Con el sudor de mi frente

Con el sudor de mi frente

Adanhiel

25/03/2018

Ahora, viéndome agonizante, a contados metros de la meta final que sugiere ser la, para muchos, tan temida y, para algunos, tan añorada muerte, echo la vista atrás, tirando de significativas e insignificantes añoranzas. Y me veo, con una perspectiva insólitamente cabal y objetiva, en lo que fué mi infancia que distó mucho de lo que una confesa mayoría está dispuesta a adjetivar como feliz.

Fui un niño enjuto de carnes y de voluntad, preocupado desde mi génesis, como personita pensante, por un futuro con el que fantaseaba pero que, a la vez, me hacía temer el caríz de lo que, hipotéticamente, serían mis adultos aconteceres. A medida que fuí acercándome, paulatinamente, a mi madurez confieso que me ví incapaz de encontrar asideros emocionales que me hicieran mejor persona de lo que era; en el colegio mi aire apocado, tímido y distante, me hacían la víctima propiciatoria de los matones en miniatura que me asaltaban de forma preocupántemente regular: recuerdo que una de las primeras veces que me acosaron, como me pareció sensato, recurrí a mis padres, todavía con las secuelas de mi maltrecho cuerpecillo como prueba de lo denunciado, y a mis progenitores no se les ocurrió otra cosa que darme una somanta de azotes por dejarme abasallar.

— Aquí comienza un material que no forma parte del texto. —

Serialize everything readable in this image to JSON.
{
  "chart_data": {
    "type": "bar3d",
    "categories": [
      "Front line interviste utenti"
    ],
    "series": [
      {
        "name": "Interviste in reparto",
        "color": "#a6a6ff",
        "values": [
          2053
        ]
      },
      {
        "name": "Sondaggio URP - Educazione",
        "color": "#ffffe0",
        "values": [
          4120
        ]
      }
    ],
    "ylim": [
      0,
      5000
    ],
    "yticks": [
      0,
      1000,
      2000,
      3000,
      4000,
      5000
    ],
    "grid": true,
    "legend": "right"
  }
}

Desde entonces mi frustración fué creciendo de forma inversa a mis notas y la fuí tomando, primero con objetos inanimados y, posteriormente, con los gatos que abundaban por la zona en la que vivía, de tal manera que enseguida me gané el apodo de «matagatos» que anexionar al también conocido de «pirulo», adjudicado por mi menuda delgadez.

Debido a lo que mis padres y profesores juzgaron como una evidente falta de actitud en mis estudios, dejé la escuela y mis padres me buscaron un trabajo como aprendiz de sastre para que, cuanto antes, aprendiera un oficio en el que poder ganarme la vida. Ése fué un momento inflexivo que me marcaría más profundamente de lo que es admitible.

Acaparando toda la constancia de la que fuí capaz aprendí de mi maestro hasta establecerme por cuenta propia, con lo que, sin comerlo ni beberlo, me encontré con negocio propio y casado con la única novia que he tenido y que me ha sufrido hasta estos postreros momentos. Ella aprendió conmigo el oficio de modista y, cumpliendo con sus labores de ama de casa (que por aquéllos tiempos era lo usuable), laboró codo con codo hasta hacer que la sastrería se hiciera un nombre en la ciudad; conseguido ésto, con el trabajo del día y de muchas noches, vinieron los sustanciosos ingresos y, con ellos, por insistencia de mi parienta, nuestros dos únicos hijos, que siempre pensé significaban un gasto suplementario que para nada asumía como necesario. Sí, desde entonces toda mi meta era el trabajo, y el ganar tanto dinero como pudiera, del cual optenía una satisfacción que nunca supuse que fuera enfermiza; él me hacía sentir valorado como persona, como un hombre perfectamente integrado en el ámbito social, con mujer e hijos… ¿quién podría, pues, reprocharme nada? Iba todos los domingos, y fiestas de guardar, a misa aún carente de verdadera fe pues, entendía en mi fuero interno, que si en verdad existía un Dios, como con cualquier mandatario, más valía llevarse bien siendo un fiel cumplidor del cánon social de la época. No obstante, en el seno familiar, me desentendí de la crianza y educación de mis hijos por creer que era mi mujer la que se debía encargar de ello… delegué, excepto cuando debía impartir una disciplina de cuero y correa que había mamado desde muy pequeño; maltraté psicológica y físicamente a mi esposa (mis hijos están para atestiguarlo) y, en suma, dejé de cumplir con mis deberes maritales… mas me cuidé mucho de que las apariencias no lo evidenciaran. Y no me remordía la conciencia por ello porque mi trabajo, el dinero, era lo único que merecía mis esmeradas caricias, me gustaba contarlo, ordenarlo… ¡acumularlo!

Y en mi trabajo me he centrado, de manera obsesivo-compulsiva, hasta mi jubilación en la que, como no he tenido una vida que se pueda decir social, me he aburrido de lo lindo, sin amar y sin que me amen, hasta el día del juicio final en el que me veo próximo y muy, muy atemorizado.

En el colegio de curas (en el que fracasé escolarmente) éstos repetían hasta la saciedad, desde su inflexible represividad, lo cual es como poco irónico, que Dios era misericordioso y, en esta extraña lucidez en la que me encuentro, instantes antes de que se eche el telón, apelo a esa misericordia para que en la otra vida no me vuelva a tocar el papel de desdichado que me ha condicionado en ésta.